Another option is to use credit ratings. In January, New York-based rating agency Moody’s Investors Service began assigning ratings to various clearing services using a methodology based on factors such as the products cleared, the CCP’s business model and the level of government support it might expect to receive.
However, some banks are critical of the agency’s methodology, and others say a more sophisticated approach is needed. “One of the simplest, naive approaches is just to say CVA for CCPs is no different than CVA for any other counterparty – so, you can use a rating-based credit curve to compute CVA,” said Youssef Elouerkhaoui, global head of credit quantitative analysis at Citi, addressing delegates at the Quant Summit Europe conference in London on April 13.

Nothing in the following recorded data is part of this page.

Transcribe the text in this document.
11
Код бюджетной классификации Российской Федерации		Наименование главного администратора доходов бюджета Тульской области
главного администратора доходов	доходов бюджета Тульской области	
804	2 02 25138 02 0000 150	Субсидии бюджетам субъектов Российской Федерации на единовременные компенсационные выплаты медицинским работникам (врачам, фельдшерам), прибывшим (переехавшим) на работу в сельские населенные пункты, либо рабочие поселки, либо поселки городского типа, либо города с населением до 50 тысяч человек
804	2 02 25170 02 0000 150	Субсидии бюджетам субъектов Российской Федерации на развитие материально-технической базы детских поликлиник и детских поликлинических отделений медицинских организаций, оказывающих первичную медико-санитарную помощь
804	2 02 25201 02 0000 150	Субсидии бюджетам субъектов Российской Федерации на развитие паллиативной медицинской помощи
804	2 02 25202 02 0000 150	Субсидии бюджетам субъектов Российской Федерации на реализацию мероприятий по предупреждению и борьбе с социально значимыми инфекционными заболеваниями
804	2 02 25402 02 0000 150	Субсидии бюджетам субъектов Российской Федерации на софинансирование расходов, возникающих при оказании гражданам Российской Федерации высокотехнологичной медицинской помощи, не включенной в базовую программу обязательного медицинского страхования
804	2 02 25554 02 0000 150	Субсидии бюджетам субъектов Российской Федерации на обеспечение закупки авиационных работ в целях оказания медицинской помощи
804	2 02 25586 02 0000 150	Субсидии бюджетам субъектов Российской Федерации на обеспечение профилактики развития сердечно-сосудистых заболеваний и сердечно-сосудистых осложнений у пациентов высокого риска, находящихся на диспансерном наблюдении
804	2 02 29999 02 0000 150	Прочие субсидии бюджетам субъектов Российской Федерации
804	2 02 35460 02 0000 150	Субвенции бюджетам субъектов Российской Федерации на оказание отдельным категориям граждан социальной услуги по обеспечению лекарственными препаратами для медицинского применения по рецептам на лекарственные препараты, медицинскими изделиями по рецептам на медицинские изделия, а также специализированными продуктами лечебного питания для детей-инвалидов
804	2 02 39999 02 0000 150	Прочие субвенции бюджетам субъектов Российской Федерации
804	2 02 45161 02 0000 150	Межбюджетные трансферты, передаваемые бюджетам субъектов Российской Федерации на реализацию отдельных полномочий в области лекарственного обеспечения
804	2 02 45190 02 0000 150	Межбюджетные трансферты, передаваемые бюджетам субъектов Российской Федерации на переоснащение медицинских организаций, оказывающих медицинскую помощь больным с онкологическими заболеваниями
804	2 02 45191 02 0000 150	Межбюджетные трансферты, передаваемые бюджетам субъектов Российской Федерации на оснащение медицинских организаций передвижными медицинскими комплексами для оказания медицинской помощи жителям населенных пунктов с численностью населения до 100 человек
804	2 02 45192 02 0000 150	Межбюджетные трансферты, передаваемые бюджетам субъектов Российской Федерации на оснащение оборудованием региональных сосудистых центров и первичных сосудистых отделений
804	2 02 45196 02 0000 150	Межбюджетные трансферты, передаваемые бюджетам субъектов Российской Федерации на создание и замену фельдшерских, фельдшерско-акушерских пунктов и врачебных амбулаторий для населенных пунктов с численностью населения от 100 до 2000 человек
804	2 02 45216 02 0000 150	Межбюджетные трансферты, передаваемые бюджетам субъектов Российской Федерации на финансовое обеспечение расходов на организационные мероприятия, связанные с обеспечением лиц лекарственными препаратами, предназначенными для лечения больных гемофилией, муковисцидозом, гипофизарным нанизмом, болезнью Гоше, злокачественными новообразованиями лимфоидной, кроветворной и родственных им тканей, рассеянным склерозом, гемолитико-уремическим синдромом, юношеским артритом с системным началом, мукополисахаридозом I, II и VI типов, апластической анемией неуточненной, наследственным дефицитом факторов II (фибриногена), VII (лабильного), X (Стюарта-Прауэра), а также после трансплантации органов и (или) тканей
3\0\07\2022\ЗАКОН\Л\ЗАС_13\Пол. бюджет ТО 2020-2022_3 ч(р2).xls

We calculate CVA on CCPs every day, not just for CCAR
A quant at a large US bank
A more rigorous way to compute CVA for CCPs, said Elouerkhaoui, would be to look at the CCP’s default waterfall in the same manner as a collateralised debt obligation (CDO). “CCPs and CDOs are very similar to some extent,” he said. “When a default happens on a CCP, we have a waterfall: the name goes bust, releases initial margin, releases guarantee fund, and so on, to pay for the losses on the default. So there is whole waterfall structure for the default payout of the CCP.”

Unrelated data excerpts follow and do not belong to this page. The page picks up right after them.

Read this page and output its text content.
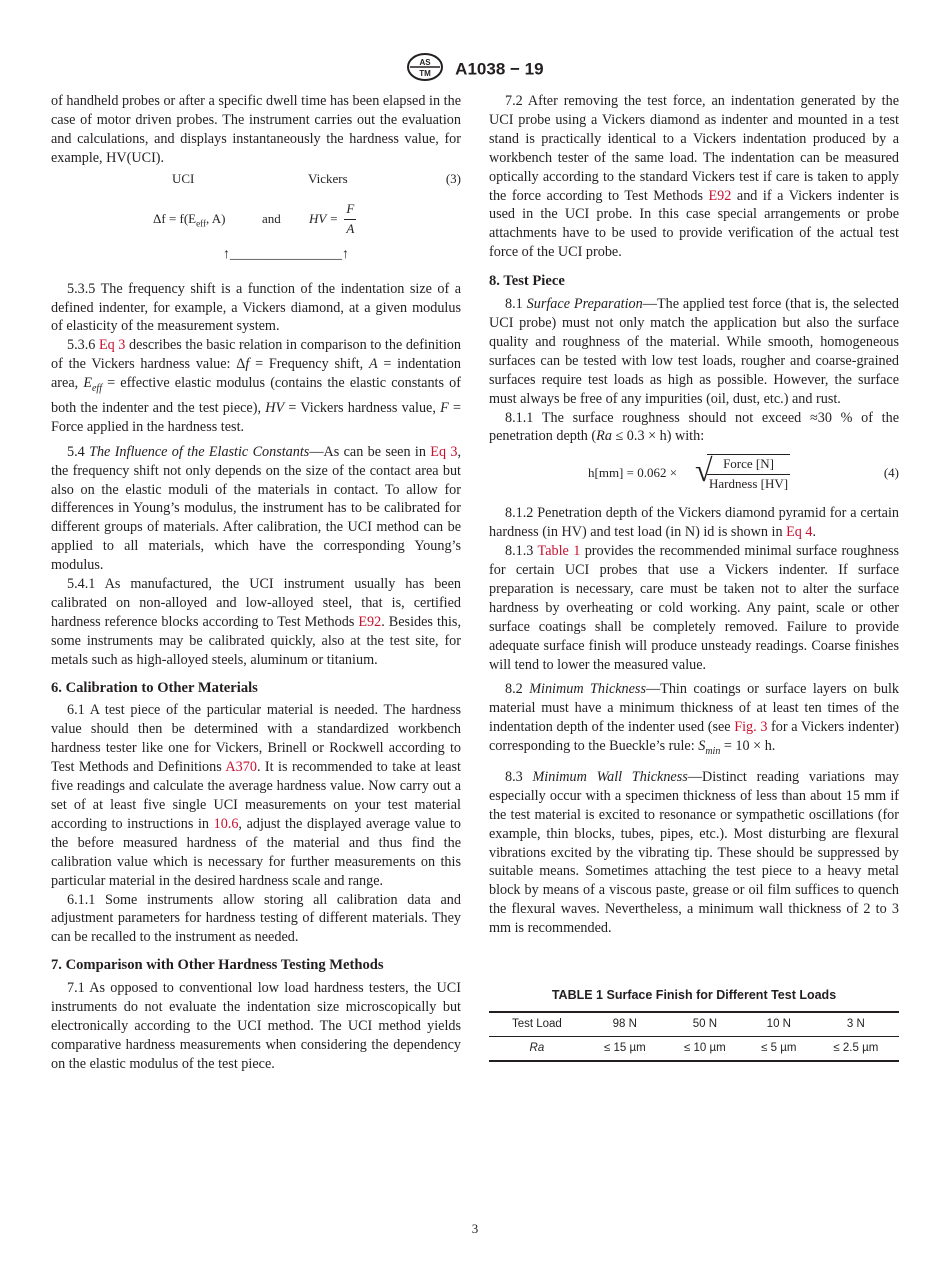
AS
TM A1038 − 19

of handheld probes or after a specific dwell time has been elapsed in the case of motor driven probes. The instrument carries out the evaluation and calculations, and displays instantaneously the hardness value, for example, HV(UCI).

UCI	Vickers	(3)
$\Delta f = f(E_{eff}$, A)	and HV = $\frac{F}{A}$
↑________________↑

5.3.5 The frequency shift is a function of the indentation size of a defined indenter, for example, a Vickers diamond, at a given modulus of elasticity of the measurement system.

5.3.6 Eq 3 describes the basic relation in comparison to the definition of the Vickers hardness value: Δf = Frequency shift, A = indentation area, $E_{eff}$ = effective elastic modulus (contains the elastic constants of both the indenter and the test piece), HV = Vickers hardness value, F = Force applied in the hardness test.

5.4 The Influence of the Elastic Constants—As can be seen in Eq 3, the frequency shift not only depends on the size of the contact area but also on the elastic moduli of the materials in contact. To allow for differences in Young’s modulus, the instrument has to be calibrated for different groups of materials. After calibration, the UCI method can be applied to all materials, which have the corresponding Young’s modulus.

5.4.1 As manufactured, the UCI instrument usually has been calibrated on non-alloyed and low-alloyed steel, that is, certified hardness reference blocks according to Test Methods E92. Besides this, some instruments may be calibrated quickly, also at the test site, for metals such as high-alloyed steels, aluminum or titanium.

6. Calibration to Other Materials

6.1 A test piece of the particular material is needed. The hardness value should then be determined with a standardized workbench hardness tester like one for Vickers, Brinell or Rockwell according to Test Methods and Definitions A370. It is recommended to take at least five readings and calculate the average hardness value. Now carry out a set of at least five single UCI measurements on your test material according to instructions in 10.6, adjust the displayed average value to the before measured hardness of the material and thus find the calibration value which is necessary for further measurements on this particular material in the desired hardness scale and range.

6.1.1 Some instruments allow storing all calibration data and adjustment parameters for hardness testing of different materials. They can be recalled to the instrument as needed.

7. Comparison with Other Hardness Testing Methods

7.1 As opposed to conventional low load hardness testers, the UCI instruments do not evaluate the indentation size microscopically but electronically according to the UCI method. The UCI method yields comparative hardness measurements when considering the dependency on the elastic modulus of the test piece.

7.2 After removing the test force, an indentation generated by the UCI probe using a Vickers diamond as indenter and mounted in a test stand is practically identical to a Vickers indentation produced by a workbench tester of the same load. The indentation can be measured optically according to the standard Vickers test if care is taken to apply the force according to Test Methods E92 and if a Vickers indenter is used in the UCI probe. In this case special arrangements or probe attachments have to be used to provide verification of the actual test force of the UCI probe.

8. Test Piece

8.1 Surface Preparation—The applied test force (that is, the selected UCI probe) must not only match the application but also the surface quality and roughness of the material. While smooth, homogeneous surfaces can be tested with low test loads, rougher and coarse-grained surfaces require test loads as high as possible. However, the surface must always be free of any impurities (oil, dust, etc.) and rust.

8.1.1 The surface roughness should not exceed ≈30 % of the penetration depth (Ra ≤ 0.3 × h) with:

h[mm] = 0.062 × √
$\frac{\text{Force [N]}}{\text{Hardness [HV]}}$	(4)

8.1.2 Penetration depth of the Vickers diamond pyramid for a certain hardness (in HV) and test load (in N) id is shown in Eq 4.

8.1.3 Table 1 provides the recommended minimal surface roughness for certain UCI probes that use a Vickers indenter. If surface preparation is necessary, care must be taken not to alter the surface hardness by overheating or cold working. Any paint, scale or other surface coatings shall be completely removed. Failure to provide adequate surface finish will produce unsteady readings. Coarse finishes will tend to lower the measured value.

8.2 Minimum Thickness—Thin coatings or surface layers on bulk material must have a minimum thickness of at least ten times of the indentation depth of the indenter used (see Fig. 3 for a Vickers indenter) corresponding to the Bueckle’s rule: $S_{min} = 10 \times h$.

8.3 Minimum Wall Thickness—Distinct reading variations may especially occur with a specimen thickness of less than about 15 mm if the test material is excited to resonance or sympathetic oscillations (for example, thin blocks, tubes, pipes, etc.). Most disturbing are flexural vibrations excited by the vibrating tip. These should be suppressed by suitable means. Sometimes attaching the test piece to a heavy metal block by means of a viscous paste, grease or oil film suffices to quench the flexural waves. Nevertheless, a minimum wall thickness of 2 to 3 mm is recommended.

TABLE 1 Surface Finish for Different Test Loads
Test Load	98 N	50 N	10 N	3 N
Ra	≤ 15 µm	≤ 10 µm	≤ 5 µm	≤ 2.5 µm
3
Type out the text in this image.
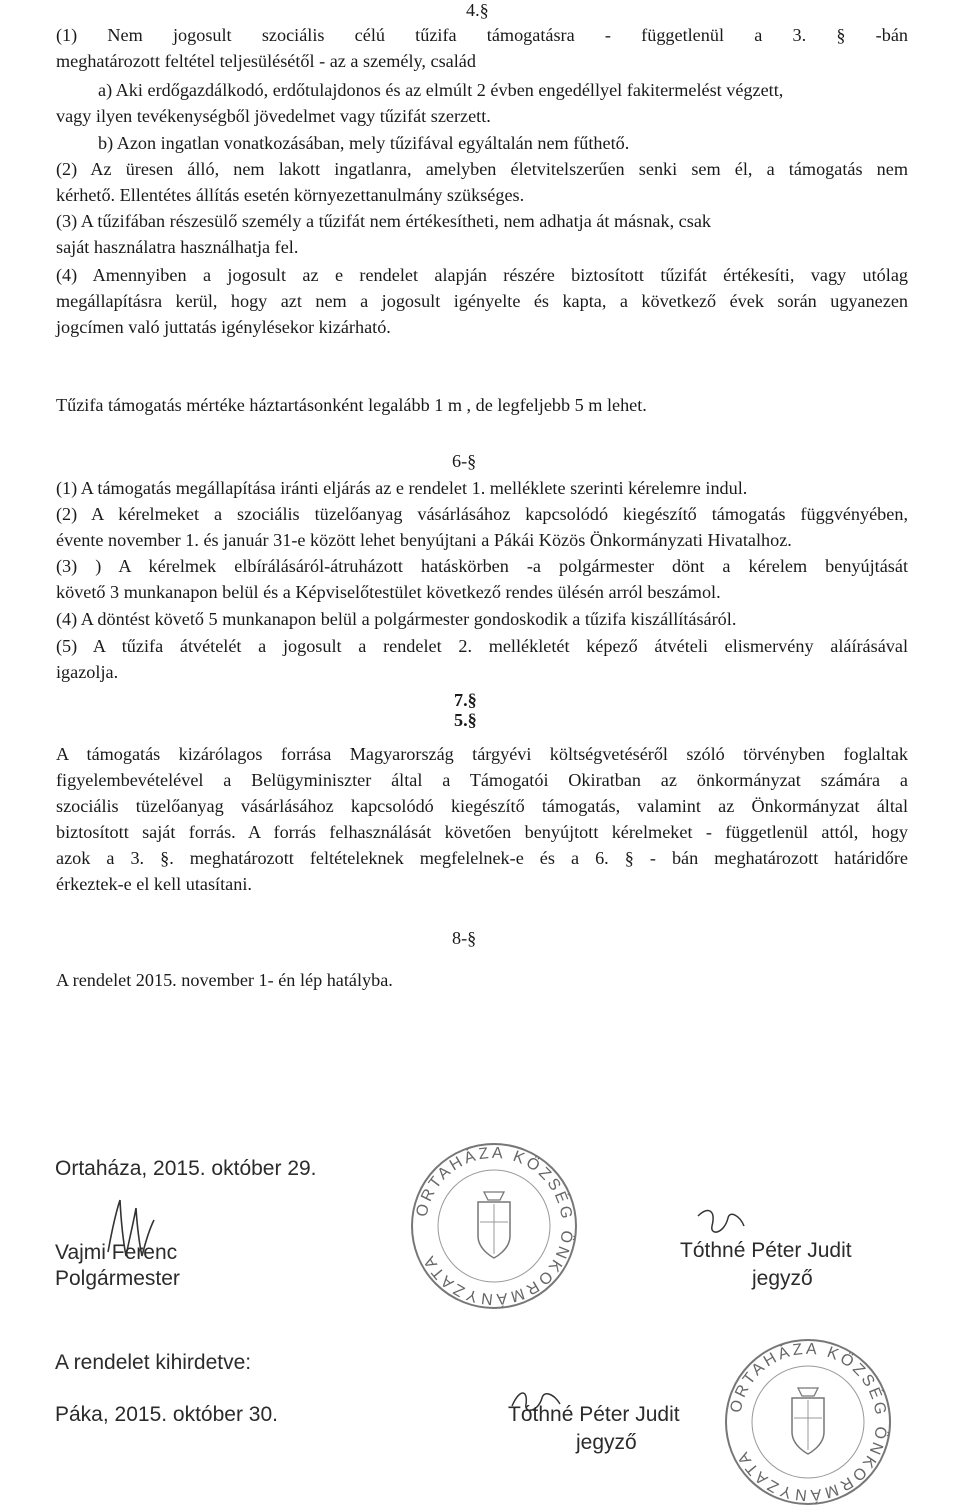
4.§
(1) Nem jogosult szociális célú tűzifa támogatásra - függetlenül a 3. § -bán
meghatározott feltétel teljesülésétől - az a személy, család
a) Aki erdőgazdálkodó, erdőtulajdonos és az elmúlt 2 évben engedéllyel fakitermelést végzett,
vagy ilyen tevékenységből jövedelmet vagy tűzifát szerzett.
b) Azon ingatlan vonatkozásában, mely tűzifával egyáltalán nem fűthető.
(2) Az üresen álló, nem lakott ingatlanra, amelyben életvitelszerűen senki sem él, a támogatás nem
kérhető. Ellentétes állítás esetén környezettanulmány szükséges.
(3) A tűzifában részesülő személy a tűzifát nem értékesítheti, nem adhatja át másnak, csak
saját használatra használhatja fel.
(4) Amennyiben a jogosult az e rendelet alapján részére biztosított tűzifát értékesíti, vagy utólag
megállapításra kerül, hogy azt nem a jogosult igényelte és kapta, a következő évek során ugyanezen
jogcímen való juttatás igénylésekor kizárható.
5.§
Tűzifa támogatás mértéke háztartásonként legalább 1 m , de legfeljebb 5 m lehet.
6-§
(1) A támogatás megállapítása iránti eljárás az e rendelet 1. melléklete szerinti kérelemre indul.
(2) A kérelmeket a szociális tüzelőanyag vásárlásához kapcsolódó kiegészítő támogatás függvényében,
évente november 1. és január 31-e között lehet benyújtani a Pákái Közös Önkormányzati Hivatalhoz.
(3) ) A kérelmek elbírálásáról-átruházott hatáskörben -a polgármester dönt a kérelem benyújtását
követő 3 munkanapon belül és a Képviselőtestület következő rendes ülésén arról beszámol.
(4) A döntést követő 5 munkanapon belül a polgármester gondoskodik a tűzifa kiszállításáról.
(5) A tűzifa átvételét a jogosult a rendelet 2. mellékletét képező átvételi elismervény aláírásával
igazolja.
7.§
A támogatás kizárólagos forrása Magyarország tárgyévi költségvetéséről szóló törvényben foglaltak
figyelembevételével a Belügyminiszter által a Támogatói Okiratban az önkormányzat számára a
szociális tüzelőanyag vásárlásához kapcsolódó kiegészítő támogatás, valamint az Önkormányzat által
biztosított saját forrás. A forrás felhasználását követően benyújtott kérelmeket - függetlenül attól, hogy
azok a 3. §. meghatározott feltételeknek megfelelnek-e és a 6. § - bán meghatározott határidőre
érkeztek-e el kell utasítani.
8-§
A rendelet 2015. november 1- én lép hatályba.
Ortaháza, 2015. október 29.
Vajmi Ferenc
Polgármester
ORTAHÁZA KÖZSÉG ÖNKORMÁNYZATA	Tóthné Péter Judit
jegyző
A rendelet kihirdetve:
Páka, 2015. október 30.	Tóthné Péter Judit
jegyző
ORTAHÁZA KÖZSÉG ÖNKORMÁNYZATA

In the US, large banks are required to report a CVA charge for trades with CCPs under CCAR – the annual stress test and capital planning exercise carried out by the US Federal Reserve Board. As part of CCAR, bank holding companies with consolidated assets of more than $50 billion must report CVA associated with CCPs on a quarterly basis as part of reporting form FR Y-14Q.
“[The Fed] came back to us two to three years ago saying, ‘We want you to start reporting CVA for CCPs as part of your base-case CVA reporting and also as part of your CCAR reporting,’” Elouerkhaoui told delegates at Quant Summit Europe.
Priced in
Although this is currently only a reporting requirement, some large US banks are going further and pricing CVA into all their centrally cleared trades. “We calculate CVA on CCPs every day, not just for CCAR. And these CVA calculations are always used to adjust the price of trades in official accounting measures,” says one quant at a second large US bank. “Numbers are obviously small.”
Elsewhere, JP Morgan’s credit portfolio group has been assessing and pricing CVA on cleared derivatives trades since 2011. The bank’s approach boils down to looking at the risk of clearing member portfolios as a proxy for the CCP itself. According to the bank’s analysis – shared with Risk.net at the time – the cost of protecting against losses on posted collateral, including initial margin and default fund contributions, would be comparable to buying super-senior credit protection. The bank declined to comment for this article.
While factoring CVA costs on cleared trades might be considered good practice from a risk management standpoint, it may have a palpable impact on the pricing of derivatives trades. That is potentially bad news for banks facing mounting costs from other regulatory initiatives, such as tougher capital and liquidity requirements laid down by the Basel Committee on Banking Supervision.
“The typical bid/ask spread on a cleared five-year interest rate swap is 2−3 basis points,” says one London-based consultant. “With that 2−3bp, banks should be able to cover their leverage ratio; their net stable funding ratio; everything else in terms of capital requirements on that trade, and give a 10% return on equity. [But] even without including these, banks are losing the market for interest rate swaps.”
Nevertheless, some argue that charging CVA on cleared derivatives is simply the right thing to do, regardless of competitive pressure.
“It’s irrelevant whether it is detrimental to the business; what matters is whether there is credit exposure or not,” says the quant at the second large US bank. “Assuming that CCPs have a non-zero probability of default and that the settlement process will not be instantaneous, then, yes, there is credit risk which should be priced.”